Miałam spore oczekiwania, co do tej książki. Uwielbiam historie, które bazują na fragmentach pamiętnika, a motyw zapomnianego dziennika zapowiadał się naprawdę obiecująco. Jednak tu troszeczkę się rozczarowałam.
Historia zaczęła się naprawdę ciekawie. Główna bohaterka, Jolanta, otrzymuje kopertę, w której znajduje swój pamiętnik oraz list od córki z informacją, że ta nie chce jej znać. Musicie przyznać, że początek naprawdę interesujący.
Następnie poznajemy losy Jolanty. Wczytujemy się w fragmenty pamiętnika głównej bohaterki, by za chwilę zagłębić się w jej wspomnieniach.
I tak dowiadujemy się kolejnych faktów z życia Jolanty :jak zdała maturę, zaczęła studia, po czym je porzuciła, znalazła pracę i tak dalej... Następnie poznajemy skrawek z życia jej córki – Aleksandry. Dziewczyna znajduje ów pamiętnik i wspomina swoje studia, pierwszą pracę, a nawet to, jak była małą dziewczynką.

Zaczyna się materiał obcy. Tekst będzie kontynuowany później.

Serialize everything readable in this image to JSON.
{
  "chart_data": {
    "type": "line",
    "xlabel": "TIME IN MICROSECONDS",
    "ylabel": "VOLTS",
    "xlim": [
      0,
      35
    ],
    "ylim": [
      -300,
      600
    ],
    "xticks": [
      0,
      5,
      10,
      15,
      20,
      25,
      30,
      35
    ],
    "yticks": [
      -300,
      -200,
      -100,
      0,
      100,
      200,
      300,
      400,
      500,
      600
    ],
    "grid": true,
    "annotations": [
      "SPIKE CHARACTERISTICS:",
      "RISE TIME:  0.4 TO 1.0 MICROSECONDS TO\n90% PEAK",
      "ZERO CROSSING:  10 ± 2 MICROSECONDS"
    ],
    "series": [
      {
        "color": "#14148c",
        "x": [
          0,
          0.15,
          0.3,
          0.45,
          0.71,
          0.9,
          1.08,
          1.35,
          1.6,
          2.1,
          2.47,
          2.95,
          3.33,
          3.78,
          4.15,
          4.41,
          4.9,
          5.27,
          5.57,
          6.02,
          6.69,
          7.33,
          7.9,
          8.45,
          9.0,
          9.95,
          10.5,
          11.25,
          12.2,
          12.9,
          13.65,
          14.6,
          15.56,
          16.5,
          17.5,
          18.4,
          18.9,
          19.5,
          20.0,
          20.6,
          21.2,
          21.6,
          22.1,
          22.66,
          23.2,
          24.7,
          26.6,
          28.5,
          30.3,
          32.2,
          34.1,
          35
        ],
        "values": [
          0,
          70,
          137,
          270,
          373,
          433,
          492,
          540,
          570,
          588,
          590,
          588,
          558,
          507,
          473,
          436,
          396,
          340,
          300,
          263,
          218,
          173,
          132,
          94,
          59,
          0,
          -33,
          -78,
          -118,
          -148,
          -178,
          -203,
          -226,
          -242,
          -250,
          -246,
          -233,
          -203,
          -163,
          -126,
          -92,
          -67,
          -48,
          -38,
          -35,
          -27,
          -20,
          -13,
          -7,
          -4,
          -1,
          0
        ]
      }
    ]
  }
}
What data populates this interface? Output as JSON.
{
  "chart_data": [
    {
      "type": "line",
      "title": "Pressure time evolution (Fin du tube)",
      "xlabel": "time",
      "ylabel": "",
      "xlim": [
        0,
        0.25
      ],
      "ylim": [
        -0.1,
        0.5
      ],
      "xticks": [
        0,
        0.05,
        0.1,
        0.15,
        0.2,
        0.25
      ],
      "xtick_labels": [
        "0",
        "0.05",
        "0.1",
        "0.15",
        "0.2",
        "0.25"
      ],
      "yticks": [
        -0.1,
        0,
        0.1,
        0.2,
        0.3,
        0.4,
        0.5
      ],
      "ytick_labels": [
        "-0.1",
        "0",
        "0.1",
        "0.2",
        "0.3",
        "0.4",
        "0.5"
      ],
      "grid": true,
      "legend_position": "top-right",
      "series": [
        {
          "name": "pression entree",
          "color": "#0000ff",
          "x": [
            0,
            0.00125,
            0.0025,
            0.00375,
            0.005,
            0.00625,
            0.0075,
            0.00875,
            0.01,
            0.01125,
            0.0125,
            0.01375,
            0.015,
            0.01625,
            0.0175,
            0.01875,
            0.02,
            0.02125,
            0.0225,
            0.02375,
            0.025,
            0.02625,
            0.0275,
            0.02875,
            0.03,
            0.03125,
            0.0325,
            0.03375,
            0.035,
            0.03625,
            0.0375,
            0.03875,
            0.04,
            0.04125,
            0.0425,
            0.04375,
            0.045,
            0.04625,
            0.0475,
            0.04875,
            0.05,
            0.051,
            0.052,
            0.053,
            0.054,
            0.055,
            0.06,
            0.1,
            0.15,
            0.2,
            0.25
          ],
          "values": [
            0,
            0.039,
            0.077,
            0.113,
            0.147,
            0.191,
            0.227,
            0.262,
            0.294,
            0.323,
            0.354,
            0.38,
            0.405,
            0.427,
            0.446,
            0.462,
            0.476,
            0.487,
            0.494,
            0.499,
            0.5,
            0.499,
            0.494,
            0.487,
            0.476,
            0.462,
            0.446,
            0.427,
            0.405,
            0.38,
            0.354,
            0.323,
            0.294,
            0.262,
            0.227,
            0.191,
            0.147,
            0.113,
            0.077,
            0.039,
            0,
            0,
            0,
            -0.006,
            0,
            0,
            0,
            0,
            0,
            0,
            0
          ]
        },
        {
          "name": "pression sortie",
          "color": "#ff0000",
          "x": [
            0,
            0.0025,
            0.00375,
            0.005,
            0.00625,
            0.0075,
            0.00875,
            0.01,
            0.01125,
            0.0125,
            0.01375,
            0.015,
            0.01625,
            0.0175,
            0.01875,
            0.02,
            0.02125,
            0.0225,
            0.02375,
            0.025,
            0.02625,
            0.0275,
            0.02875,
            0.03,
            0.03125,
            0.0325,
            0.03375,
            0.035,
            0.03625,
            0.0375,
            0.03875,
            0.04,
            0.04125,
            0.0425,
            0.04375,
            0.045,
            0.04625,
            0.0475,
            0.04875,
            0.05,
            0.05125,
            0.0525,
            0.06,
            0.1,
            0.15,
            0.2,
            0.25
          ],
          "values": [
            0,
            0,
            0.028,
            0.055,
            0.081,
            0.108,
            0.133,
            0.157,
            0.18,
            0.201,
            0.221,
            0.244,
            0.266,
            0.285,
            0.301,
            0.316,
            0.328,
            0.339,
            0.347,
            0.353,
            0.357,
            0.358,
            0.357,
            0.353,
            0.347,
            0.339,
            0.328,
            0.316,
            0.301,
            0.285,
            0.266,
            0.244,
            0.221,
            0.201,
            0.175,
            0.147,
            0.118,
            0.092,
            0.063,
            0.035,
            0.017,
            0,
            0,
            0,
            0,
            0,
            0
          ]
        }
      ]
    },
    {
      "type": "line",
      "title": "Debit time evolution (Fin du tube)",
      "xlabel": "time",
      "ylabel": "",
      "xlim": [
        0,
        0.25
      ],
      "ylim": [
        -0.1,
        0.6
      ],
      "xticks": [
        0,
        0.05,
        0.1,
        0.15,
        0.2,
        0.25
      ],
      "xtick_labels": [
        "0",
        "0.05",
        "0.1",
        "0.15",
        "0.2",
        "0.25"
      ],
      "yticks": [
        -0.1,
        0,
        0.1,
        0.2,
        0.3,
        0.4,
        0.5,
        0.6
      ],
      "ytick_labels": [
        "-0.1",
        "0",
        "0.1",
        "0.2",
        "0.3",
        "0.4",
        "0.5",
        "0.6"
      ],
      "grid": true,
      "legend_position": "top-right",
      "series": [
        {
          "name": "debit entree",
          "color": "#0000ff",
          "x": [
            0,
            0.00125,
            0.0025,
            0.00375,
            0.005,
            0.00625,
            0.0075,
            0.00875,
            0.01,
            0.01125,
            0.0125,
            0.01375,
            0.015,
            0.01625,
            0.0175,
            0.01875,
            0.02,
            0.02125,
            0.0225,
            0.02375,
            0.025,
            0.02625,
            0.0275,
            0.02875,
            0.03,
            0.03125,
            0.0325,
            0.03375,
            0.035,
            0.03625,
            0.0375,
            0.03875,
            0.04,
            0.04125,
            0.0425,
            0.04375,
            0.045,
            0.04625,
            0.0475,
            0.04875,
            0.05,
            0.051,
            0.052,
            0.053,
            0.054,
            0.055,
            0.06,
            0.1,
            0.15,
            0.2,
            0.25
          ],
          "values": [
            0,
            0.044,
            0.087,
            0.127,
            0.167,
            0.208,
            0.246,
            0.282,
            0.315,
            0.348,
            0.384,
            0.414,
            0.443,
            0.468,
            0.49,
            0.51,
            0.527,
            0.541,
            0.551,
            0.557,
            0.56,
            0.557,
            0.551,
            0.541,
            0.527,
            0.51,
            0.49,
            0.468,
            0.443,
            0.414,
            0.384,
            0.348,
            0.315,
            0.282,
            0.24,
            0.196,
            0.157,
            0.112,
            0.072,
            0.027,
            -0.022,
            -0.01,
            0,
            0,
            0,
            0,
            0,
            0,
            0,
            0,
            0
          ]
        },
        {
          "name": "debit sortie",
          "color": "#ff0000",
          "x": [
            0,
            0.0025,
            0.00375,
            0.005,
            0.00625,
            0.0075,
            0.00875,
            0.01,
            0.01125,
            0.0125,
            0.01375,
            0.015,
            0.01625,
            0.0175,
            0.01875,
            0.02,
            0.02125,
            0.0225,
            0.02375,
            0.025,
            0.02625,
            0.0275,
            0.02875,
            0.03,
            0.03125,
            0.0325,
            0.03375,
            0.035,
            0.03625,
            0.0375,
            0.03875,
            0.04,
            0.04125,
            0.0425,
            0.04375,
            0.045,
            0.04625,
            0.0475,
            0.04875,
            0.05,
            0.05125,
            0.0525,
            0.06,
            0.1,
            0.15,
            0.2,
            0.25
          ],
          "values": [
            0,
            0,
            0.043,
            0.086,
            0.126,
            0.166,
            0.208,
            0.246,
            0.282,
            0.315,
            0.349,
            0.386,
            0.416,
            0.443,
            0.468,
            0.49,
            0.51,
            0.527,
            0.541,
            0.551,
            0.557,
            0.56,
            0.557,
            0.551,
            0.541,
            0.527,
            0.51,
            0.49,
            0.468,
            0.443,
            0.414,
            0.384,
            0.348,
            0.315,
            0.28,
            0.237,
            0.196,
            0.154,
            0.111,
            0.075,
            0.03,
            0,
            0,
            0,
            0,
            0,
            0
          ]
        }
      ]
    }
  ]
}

Niestety, coś w tej książce poszło nie tak. Pomysł na historię był rewelacyjny, ale realizacja chyba nie do końca była strzałem w dziesiątkę. Na początku było ciekawie. Jednak później, kiedy skończyło się czytać pamiętnik, a zagłębiło się w przeszłość, zawiewało nudą. Zabrakło mi też dat, które pomogłyby w uporządkowaniu faktów. Odniosłam również wrażenie, że na początku wszystkie wydarzenia były poukładane, a później zupełnie się mieszały: raz młodość Jolanty, a za chwilę teraźniejszość Oli, by potem znów cofnąć się o jakieś 3 lata, następnie o kolejne 5 lat, by powrócić do wydarzeń z któregoś tam roku i ponownie do teraźniejszości. I tak, jak pisałam wcześniej, nie jest to oznaczone żadną datą.
Kolejny minus książki, to powtarzające się fragmenty pamiętnika, które chyba zostały zamieszczone po to, by zwiększyć liczbę stron.
Ta książka to historia dwóch kobiet: matki i córki. Miałam wrażenie, że ich losy toczyły się niemal identycznie.
Coś, czego się kompletnie nie spodziewałam po tej książce, to sceny łóżkowe. Jej dużym plusem jest to, że autor opisał je ze smakiem: bardzo subtelnie i delikatnie. Z drugiej miałam wrażenie, że było ich naprawdę dużo, jak na taką pozycję.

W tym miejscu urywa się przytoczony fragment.